Diego Paiva
4 min readFeb 24, 2021

Des-sentido

Tem algo nela que faz tudo aquilo que não faz sentido algum passe a fazer. Eu não sei explicar. Se eu fosse parar e pensar cientificamente o motivo eu talvez teria tantas variáveis que precisaríamos deslocar um setor inteiro da NASA para resolver essa equação. Eu ein, prefiro que eles continuem calculando a rota de foguetes nunca lançados para Marte.

Sem ser clichê, ela apareceu no momento certo. Ok, foi clichê, mas isso não impede de ser verdade. O timing, meus amigos, o timing é tudo. Alguém sem timing estraga qualquer piada. Uma pessoa que domina o timing de uma narrativa transforma em poesia um simples relato de como foi o dia. E nisso ela tem um timing certo. Uma leveza no storytelling que qualquer cineasta desejaria esse roteiro. Primeiros, segundos e terceiros atos suavemente encaixados como um naipe de violinos tocando cada um sua nota de uma partitura de Vivaldi.

E na trilha desse timing não havia momento melhor do que o momento que ela resolveu aparecer para as minhas retinas. Fosse antes talvez nem a visse. Fosse depois talvez nem desse tempo. Foi no momento tão exato quanto a sincronia de dois trapezistas fazendo manobras, um saltando para os braços do outro num circo que a gente não sabe se tinha rede embaixo pra segurar. E desde então eu tô nesse balanço.

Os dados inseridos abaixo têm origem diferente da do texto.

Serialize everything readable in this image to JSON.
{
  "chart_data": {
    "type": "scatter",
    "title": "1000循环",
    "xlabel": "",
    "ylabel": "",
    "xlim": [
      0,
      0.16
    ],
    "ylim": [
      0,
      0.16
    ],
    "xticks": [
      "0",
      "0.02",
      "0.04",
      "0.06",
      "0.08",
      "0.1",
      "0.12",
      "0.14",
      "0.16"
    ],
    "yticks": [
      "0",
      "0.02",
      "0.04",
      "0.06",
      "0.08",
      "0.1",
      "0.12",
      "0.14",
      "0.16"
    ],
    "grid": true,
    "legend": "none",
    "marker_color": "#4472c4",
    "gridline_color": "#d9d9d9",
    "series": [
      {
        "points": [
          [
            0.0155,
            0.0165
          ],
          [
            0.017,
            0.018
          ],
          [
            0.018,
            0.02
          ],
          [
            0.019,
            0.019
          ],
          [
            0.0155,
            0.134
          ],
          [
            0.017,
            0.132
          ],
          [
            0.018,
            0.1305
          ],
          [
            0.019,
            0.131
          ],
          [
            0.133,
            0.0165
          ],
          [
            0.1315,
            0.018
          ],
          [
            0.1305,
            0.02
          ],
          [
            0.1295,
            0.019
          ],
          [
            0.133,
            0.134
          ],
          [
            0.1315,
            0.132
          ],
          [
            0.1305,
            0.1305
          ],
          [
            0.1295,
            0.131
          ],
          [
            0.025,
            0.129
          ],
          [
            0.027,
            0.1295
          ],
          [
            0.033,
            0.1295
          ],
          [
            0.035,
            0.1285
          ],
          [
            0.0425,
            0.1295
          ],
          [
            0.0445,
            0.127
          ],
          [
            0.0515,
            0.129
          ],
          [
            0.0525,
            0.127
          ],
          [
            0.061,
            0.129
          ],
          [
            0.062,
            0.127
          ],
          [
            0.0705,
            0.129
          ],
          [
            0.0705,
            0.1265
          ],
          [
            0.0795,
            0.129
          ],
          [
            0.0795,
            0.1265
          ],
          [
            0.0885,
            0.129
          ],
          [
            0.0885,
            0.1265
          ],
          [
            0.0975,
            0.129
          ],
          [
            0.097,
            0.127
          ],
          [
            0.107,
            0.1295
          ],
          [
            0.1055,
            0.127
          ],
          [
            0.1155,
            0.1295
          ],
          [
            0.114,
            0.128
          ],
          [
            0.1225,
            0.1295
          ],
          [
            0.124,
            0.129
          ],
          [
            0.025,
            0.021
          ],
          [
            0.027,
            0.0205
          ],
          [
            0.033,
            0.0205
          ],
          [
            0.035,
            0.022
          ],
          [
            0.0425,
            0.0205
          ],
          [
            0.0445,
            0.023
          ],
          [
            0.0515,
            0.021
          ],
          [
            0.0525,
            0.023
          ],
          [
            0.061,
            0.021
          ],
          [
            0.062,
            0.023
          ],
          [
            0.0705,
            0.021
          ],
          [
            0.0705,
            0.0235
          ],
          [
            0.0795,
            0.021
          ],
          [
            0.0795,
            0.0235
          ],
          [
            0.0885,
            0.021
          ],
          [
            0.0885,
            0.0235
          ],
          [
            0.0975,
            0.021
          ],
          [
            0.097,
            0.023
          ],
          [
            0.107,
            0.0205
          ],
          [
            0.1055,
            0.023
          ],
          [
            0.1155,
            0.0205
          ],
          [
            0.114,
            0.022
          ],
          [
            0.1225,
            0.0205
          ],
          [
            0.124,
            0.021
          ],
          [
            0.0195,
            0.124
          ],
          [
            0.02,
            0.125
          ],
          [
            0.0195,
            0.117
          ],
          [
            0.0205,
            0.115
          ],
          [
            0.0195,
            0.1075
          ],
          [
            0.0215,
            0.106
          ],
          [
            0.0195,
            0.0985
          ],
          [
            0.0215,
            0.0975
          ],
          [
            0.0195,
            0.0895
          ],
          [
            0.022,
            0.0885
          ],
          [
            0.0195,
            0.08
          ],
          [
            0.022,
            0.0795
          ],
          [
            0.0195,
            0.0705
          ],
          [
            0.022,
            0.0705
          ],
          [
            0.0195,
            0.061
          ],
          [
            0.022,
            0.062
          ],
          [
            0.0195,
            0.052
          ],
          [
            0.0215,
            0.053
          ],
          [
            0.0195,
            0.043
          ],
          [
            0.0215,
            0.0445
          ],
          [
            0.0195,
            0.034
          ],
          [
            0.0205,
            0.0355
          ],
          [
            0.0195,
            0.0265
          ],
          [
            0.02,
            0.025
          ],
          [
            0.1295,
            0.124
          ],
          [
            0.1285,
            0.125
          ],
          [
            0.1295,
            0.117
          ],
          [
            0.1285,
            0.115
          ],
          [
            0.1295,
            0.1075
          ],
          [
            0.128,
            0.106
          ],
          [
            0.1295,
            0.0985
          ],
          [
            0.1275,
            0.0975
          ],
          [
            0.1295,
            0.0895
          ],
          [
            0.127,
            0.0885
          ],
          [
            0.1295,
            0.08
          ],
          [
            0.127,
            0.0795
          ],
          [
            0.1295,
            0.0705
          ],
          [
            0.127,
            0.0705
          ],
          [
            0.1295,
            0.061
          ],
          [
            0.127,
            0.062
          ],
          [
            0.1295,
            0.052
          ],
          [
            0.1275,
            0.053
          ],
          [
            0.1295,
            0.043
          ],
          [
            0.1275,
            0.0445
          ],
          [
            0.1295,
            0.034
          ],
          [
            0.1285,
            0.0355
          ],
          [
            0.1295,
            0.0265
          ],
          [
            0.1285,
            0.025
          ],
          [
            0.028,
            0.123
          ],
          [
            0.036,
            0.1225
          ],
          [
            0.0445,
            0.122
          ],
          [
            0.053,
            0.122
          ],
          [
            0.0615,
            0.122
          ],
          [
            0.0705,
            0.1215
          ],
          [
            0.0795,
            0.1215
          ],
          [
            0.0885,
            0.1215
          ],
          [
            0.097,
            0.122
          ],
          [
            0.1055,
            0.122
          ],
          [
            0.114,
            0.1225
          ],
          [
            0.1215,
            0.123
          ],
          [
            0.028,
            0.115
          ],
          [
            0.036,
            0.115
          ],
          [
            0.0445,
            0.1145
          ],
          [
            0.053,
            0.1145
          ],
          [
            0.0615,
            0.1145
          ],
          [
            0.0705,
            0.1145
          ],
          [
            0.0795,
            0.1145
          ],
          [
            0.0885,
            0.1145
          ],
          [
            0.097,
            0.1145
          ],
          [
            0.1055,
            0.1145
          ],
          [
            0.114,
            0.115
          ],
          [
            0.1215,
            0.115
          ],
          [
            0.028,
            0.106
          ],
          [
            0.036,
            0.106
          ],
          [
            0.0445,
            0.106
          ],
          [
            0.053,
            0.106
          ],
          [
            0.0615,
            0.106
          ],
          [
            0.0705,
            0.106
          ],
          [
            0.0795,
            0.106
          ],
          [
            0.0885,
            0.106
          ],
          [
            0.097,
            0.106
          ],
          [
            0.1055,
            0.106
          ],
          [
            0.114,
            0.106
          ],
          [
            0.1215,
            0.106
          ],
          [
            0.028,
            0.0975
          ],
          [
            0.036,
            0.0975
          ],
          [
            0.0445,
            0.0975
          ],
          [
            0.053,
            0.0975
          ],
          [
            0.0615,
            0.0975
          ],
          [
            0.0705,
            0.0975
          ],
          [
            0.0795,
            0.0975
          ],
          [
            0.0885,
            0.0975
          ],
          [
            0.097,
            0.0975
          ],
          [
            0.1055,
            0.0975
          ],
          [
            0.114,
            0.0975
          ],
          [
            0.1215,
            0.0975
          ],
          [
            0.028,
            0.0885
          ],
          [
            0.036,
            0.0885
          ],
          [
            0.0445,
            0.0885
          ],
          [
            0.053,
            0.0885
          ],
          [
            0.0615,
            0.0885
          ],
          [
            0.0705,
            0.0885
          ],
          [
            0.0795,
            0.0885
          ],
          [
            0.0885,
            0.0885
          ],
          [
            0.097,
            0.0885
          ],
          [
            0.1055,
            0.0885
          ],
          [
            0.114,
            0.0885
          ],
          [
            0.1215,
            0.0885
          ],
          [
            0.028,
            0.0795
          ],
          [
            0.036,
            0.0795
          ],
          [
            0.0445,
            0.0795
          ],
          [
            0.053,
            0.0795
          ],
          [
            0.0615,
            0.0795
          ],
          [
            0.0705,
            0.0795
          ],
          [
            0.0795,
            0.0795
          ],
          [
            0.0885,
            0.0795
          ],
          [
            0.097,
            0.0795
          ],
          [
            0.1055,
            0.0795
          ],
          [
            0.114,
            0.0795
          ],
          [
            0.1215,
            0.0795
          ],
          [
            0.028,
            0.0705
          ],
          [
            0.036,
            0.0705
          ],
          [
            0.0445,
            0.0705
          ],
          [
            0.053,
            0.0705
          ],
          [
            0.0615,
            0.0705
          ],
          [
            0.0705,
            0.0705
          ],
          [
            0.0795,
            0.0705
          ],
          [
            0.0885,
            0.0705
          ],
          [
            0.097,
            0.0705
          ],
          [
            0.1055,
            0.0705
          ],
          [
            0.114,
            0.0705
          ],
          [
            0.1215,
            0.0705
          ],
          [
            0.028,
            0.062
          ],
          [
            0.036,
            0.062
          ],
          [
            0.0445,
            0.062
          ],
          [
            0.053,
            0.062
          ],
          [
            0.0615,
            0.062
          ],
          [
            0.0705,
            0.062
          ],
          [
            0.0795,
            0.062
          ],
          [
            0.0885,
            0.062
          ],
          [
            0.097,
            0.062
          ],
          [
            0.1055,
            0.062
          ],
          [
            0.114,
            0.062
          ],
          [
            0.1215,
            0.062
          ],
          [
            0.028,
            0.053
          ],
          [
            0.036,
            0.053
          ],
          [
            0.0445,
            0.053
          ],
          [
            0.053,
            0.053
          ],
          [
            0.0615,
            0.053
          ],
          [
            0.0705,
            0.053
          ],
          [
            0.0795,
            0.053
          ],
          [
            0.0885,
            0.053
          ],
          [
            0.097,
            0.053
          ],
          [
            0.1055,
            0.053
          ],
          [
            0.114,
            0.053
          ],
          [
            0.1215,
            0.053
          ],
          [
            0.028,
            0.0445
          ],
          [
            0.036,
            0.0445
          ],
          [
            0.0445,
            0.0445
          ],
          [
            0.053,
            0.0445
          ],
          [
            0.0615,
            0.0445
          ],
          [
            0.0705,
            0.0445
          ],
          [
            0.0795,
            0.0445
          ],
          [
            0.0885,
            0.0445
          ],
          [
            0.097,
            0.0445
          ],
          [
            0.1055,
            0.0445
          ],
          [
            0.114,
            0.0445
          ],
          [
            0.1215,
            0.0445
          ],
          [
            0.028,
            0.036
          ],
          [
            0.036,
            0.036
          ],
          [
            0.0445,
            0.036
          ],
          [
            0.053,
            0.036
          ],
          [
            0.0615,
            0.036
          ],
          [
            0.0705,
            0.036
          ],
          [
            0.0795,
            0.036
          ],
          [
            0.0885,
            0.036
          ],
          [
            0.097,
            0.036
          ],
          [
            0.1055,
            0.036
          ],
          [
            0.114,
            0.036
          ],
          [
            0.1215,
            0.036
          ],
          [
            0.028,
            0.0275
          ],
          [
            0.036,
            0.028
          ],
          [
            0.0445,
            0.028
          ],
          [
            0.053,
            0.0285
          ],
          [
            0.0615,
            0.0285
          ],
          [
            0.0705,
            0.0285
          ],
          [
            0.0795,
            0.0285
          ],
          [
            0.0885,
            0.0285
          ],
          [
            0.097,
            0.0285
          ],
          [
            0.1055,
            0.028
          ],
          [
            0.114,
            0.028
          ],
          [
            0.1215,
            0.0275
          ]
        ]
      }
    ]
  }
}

Eu não acredito naquela papo bobo que os opostos se atraem. Como o Anitelli já colocou numa música, pra mim os opostos se distraem. E ela não é exatamente meu oposto, a gente tem muito em comum. Mas devo confessar que o que fez tudo ter sincronia foi o balanço perfeito entre nossas semelhanças e nossas diferenças. Onde a gente é diferente a gente não é só diferente, ela tem as diferenças que eu busco. Ela tem a Sabedoria que eu não tenho e quero. Não sei se ela quer algo que eu tenha, ela fala muito da minha inteligência mas ela tá sempre me dando um nó tático como se eu fosse um Felipão de uma semifinal de Copa do Mundo. Inteligência e Sabedoria não são sinônimos, embora tenham muitas características em comum. E é isso, somos como Inteligência e Sabedoria, tão iguais, tão diferentes.

Eu sempre fui uma pessoa muito temerosa da rotina. Ela me ensinou que como quase todos os substantivos do mundo, existe a rotina boa e a rotina ruim. Que sim, os mesmos engarrafamentos na Avenida Brasil todos os dias são ruins, mas que diariamente ter um ritual de cuidado de manhã com chá preto, leite e mel é uma rotina boa. Ela tem receios de dar alguns passos numa certa direção e eu sou aquele pai na piscina de braços estendidos para a borda dizendo “Vem, pula!” enquanto de boias no braço e protetor solar fator 250 uma criança de 2 anos olha assustada para a imensidão da piscina. Quando você tem 2 anos piscina e oceano índico são a mesma coisa. Só descobre a diferença quem pula nos dois.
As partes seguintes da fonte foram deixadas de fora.